Hey, I am using the function fastq_quality_filter from FASTX_toolkit. Here is my code:

fastq_quality_filter -q 20 -i input_path -o output_path

However, I got this error message "Invalid quality score value (char '.' ord 46 quality value -18) on line 4".

My sequences were generated from Illumina and I think it is TrueSeq. Below is the few sequences in the fastq file. Does anyone know why I am getting the invalid quality score?

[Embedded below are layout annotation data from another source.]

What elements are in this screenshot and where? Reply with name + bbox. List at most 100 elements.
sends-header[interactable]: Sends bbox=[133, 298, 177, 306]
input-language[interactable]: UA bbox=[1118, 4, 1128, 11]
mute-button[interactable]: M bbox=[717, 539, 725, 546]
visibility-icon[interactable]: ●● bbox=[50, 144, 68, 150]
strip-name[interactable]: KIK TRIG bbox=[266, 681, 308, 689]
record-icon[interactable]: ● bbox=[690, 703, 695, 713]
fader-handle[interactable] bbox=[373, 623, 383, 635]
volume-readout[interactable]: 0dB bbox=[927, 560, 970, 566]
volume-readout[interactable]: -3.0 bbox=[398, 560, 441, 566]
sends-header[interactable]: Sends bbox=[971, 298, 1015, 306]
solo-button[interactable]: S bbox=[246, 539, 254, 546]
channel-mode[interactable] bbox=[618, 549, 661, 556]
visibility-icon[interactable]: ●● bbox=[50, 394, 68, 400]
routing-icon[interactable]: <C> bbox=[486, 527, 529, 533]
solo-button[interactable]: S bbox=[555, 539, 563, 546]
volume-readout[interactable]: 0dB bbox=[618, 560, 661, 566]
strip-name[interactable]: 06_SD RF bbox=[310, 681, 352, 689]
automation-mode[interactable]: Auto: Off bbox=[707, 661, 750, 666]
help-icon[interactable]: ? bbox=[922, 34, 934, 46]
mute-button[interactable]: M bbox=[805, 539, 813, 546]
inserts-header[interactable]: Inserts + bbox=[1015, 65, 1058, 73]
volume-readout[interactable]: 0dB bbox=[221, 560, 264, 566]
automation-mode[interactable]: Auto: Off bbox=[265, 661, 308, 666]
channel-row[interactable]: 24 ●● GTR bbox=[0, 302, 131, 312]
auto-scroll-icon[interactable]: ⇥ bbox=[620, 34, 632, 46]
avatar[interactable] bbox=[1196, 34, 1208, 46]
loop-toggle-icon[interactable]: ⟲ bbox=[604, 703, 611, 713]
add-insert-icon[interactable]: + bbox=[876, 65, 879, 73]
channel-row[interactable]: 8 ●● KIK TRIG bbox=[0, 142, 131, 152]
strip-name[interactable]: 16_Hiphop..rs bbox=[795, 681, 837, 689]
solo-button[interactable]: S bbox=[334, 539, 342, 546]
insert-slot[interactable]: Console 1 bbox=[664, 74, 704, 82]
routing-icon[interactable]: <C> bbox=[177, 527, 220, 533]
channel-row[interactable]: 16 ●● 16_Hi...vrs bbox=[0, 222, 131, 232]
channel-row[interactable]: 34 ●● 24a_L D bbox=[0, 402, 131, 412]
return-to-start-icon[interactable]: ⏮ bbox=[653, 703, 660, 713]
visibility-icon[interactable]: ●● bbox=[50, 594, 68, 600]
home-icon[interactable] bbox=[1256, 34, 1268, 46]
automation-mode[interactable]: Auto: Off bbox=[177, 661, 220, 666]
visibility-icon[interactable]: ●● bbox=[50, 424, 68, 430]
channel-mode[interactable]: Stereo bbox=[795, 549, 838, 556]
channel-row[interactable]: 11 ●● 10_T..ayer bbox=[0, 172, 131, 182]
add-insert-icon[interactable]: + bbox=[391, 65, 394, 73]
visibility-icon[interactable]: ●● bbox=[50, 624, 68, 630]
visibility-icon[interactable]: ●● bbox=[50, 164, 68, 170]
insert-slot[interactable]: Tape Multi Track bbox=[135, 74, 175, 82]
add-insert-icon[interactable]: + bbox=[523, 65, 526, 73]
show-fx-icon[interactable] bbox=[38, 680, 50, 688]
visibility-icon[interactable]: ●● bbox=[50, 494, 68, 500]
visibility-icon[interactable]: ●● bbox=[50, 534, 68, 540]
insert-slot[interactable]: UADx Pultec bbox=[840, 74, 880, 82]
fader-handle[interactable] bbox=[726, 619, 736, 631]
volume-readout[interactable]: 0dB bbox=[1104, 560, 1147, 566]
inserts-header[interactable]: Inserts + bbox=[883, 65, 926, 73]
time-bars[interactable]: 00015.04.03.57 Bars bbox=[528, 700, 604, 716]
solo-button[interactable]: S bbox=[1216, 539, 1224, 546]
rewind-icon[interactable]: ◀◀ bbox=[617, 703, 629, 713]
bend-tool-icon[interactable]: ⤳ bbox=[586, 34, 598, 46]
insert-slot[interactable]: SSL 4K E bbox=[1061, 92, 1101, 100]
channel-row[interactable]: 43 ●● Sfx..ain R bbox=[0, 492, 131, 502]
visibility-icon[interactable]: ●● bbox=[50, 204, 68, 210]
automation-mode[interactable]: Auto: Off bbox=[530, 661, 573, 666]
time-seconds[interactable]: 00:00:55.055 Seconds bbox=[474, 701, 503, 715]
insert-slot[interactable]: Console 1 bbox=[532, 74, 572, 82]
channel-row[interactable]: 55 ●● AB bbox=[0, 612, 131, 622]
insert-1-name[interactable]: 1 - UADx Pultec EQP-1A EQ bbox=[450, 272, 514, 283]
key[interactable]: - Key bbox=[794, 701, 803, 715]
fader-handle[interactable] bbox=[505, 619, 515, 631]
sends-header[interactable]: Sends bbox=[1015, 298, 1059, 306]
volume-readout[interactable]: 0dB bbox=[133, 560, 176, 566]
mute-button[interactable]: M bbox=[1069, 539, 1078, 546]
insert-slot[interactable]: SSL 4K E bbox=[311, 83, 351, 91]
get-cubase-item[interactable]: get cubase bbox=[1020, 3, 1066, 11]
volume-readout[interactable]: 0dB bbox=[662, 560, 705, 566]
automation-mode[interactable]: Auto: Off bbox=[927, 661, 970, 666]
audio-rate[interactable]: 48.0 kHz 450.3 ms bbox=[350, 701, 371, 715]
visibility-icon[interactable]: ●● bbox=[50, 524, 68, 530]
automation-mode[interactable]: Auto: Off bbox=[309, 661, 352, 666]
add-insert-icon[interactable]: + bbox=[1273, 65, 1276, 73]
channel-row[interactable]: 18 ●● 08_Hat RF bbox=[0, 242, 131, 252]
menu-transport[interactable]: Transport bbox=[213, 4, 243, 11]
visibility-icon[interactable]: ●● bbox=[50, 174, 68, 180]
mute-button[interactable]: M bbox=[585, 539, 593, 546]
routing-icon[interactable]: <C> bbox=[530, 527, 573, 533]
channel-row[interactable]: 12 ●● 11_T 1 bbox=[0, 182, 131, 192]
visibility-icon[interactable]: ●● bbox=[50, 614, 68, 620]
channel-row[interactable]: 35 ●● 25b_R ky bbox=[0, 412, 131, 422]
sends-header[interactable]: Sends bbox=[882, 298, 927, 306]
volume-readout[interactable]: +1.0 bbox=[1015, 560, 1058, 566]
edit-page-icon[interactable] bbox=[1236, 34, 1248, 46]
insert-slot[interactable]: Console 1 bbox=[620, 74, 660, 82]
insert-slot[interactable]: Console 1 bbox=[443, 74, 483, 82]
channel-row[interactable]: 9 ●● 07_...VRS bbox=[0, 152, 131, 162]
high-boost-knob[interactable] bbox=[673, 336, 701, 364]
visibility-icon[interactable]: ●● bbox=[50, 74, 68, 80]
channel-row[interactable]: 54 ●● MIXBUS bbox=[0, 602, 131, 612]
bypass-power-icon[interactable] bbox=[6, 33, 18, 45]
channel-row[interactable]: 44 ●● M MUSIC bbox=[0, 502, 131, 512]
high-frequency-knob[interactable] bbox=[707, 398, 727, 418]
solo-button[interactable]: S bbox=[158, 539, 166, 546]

@NS500216:139:H2JLWAFXX:1:11101:9276:1046 1:N:0:31
CACCTATCCCAACGCTGCCCATGCCGTCCGCCCGGCCGTCGCCGATGCCCGGCAGCCGCAACACGCCCTTCCCGGTGACCGCCTCGTGCGTCAACCCGCCCCCTCCCCGGGAACCTGGGCGTTCTGGCGACGCGACAGCCGGGATNTGGCN
+
FF....7A<<..A)F7F.FFF.AFAAA.<F<.))A<FF<<AF<AAF<<7<F<FFFF.FFFAF7FA.F...FFAAA)FAF)7)F.F)F<FFFFF7<F.<F..FF.F)).7F<F.F.7FFFA<).F.FFFFFF<.F<FFF.<7FFFF#<AAA#
@NS500216:139:H2JLWAFXX:1:11101:24009:1049 1:N:0:31
CAGGTGGATTGGGGGAGCAAGGGTGAGTCAGCCACGGTGTGCATGGACGGCAACAATGCGAACGCGCCGAAGAAGGAATGCAAGTCGGGCGAGGAGTAATCGCTAGACTGGCTGTTTGGCGACATCGGCGGCGCGTCCGCCANTGAGN
+
FF7F<7<<7)<..F.F.FFF7<7)FFF.)..F..FA).AFFFAFFFFFF.7FFF.FFFF)F<7F.<7FFFFAA.F.FFF<AFFFA.<7.<FFF<FFF.F<FAA.F7AF7.F.AFFAF.FF7A7FFAF<FAAFAF<<F<F.FF#<AA<#
@NS500216:139:H2JLWAFXX:1:11101:21209:1051 1:N:0:31
ACCGCGACGATCTGCTGCGCTTGCAGGACAAGGAGCAGCGCACCCTCCGGCCGATGGTGGTGCCGTTCAACCTGAAATGAGGAGGGCAGGACCGTGCCGCTGAAGCAGTAGCAAGAGCGCGTGCTGCGGGAGGTCAAGCACTTCCNTGAAN
+
AAAFFAFFA7AF.7<)F.FA.)A.7FFAF<7FFAF)<)FFF.A<<F<AFAFFF)F<7A<F)F7.F.FFFFF<.FFFA<FAF7AF<FFFFFFFFAFAFFAF)FFAFFFFFF.FAFFFFFFAFFFF<FFFFFA.F.F7AAFFFA.FF#AAAA#
@NS500216:139:H2JLWAFXX:1:11101:16640:1054 1:N:0:31
ATGCCCCTCTATGTTACGGCGTTCGATATTGTCAGCGGTCGCCTCCTTCTCTTTGGCGAAGACCCTCGCGCACCAGTGGCCGAGGCTGTGTTGGCTAGTTCATCCATCCCAGGCAGCCATCCTCCTCTGAATTATCACGGACTCCNGCTTN
+

IIRC, FastX Toolkit assumes input data is encoded using old ASCII-64 quality scores, which is basically never the case any more. I suggest you use a more modern program such as BBDuk for doing quality-score trimming or filtering; it's faster, will do a better job, and will not break the pairing order of your reads, which FastX will. To do that operation, with input fles named read1.fq and read2.fq, you would type:

bbduk.sh in=read#.fq out=filtered#.fq maq=20

Not that I would recommend doing that, by the way. 20 is usually much too high of a level for quality-filtering, and I think quality-trimming is a better operation anyway, in most cases. Using very high thresholds will increase bias.